Читаем без скачивания Любимчик Эпохи - Катя Качур
Шрифт:
Интервал:
Закладка:
— Красиво рассказал. И чо? — подбодрила его Эпоха.
— Ну, мы с пацанами подбегали к ним, присаживались и молниеносно спускали гольфы до туфелек. Самым шустрым удавалось еще посмотреть снизу вверх на трусики под формой. Кто больше сдирал гольфиков, тот и победил, — заключил Саня.
— А девчонки? — спросила Эпоха.
— Они визжали и называли нас идиотами.
— Были правы. А ты, Старшуля, во что любил играть? — Эпоха не унималась.
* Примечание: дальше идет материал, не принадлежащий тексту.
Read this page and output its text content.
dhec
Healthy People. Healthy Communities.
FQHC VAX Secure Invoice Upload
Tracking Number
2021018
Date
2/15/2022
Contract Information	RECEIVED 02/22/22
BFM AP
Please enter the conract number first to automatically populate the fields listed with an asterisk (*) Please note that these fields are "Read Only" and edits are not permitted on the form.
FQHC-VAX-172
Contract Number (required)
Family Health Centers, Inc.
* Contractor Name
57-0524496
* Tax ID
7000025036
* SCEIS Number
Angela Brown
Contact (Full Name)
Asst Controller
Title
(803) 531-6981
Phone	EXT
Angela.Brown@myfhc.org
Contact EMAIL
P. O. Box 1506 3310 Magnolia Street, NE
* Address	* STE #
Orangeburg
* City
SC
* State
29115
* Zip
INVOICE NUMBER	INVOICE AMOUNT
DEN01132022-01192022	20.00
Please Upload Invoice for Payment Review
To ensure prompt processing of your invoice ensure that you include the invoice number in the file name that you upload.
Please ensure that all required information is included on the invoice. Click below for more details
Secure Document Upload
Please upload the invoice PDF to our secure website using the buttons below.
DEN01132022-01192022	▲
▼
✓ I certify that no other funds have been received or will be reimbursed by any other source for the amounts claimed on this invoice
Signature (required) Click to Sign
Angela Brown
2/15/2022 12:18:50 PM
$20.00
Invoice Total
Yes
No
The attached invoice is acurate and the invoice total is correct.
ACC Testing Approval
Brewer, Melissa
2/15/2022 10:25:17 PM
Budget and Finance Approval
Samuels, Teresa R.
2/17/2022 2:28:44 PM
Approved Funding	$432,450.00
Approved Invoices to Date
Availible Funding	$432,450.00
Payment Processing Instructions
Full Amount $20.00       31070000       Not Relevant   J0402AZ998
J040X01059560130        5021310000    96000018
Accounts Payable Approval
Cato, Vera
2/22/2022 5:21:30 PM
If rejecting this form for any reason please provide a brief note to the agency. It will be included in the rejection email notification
— Я был нападающим в футбольном клубе.
— Это скучно. Давай что-нибудь порочное.
— Была одна дурацкая игра у нас во дворе, — я задумался, вспоминая подробности, — когда в нашем городе сгорела психбольница, нам было лет по десять, и мы придумали развлекалово под названием «пожар в дурке». Собиралась в кучу толпа девчонок и пацанов, ведущий кричал: «Пожаааар!» Каждый из нас по очереди становился перед толпой и начинал изображать горящего сумасшедшего, который бежит от огня. Выигрывал тот, кто был самым смешным. Помню, у нас животы лопались от хохота. Особенно ржали над Илюшей, он кривлялся, скрючивался, срывал с себя одежду, строил такие рожи, что мы лежали впополам. Он чаще всего и был победителем.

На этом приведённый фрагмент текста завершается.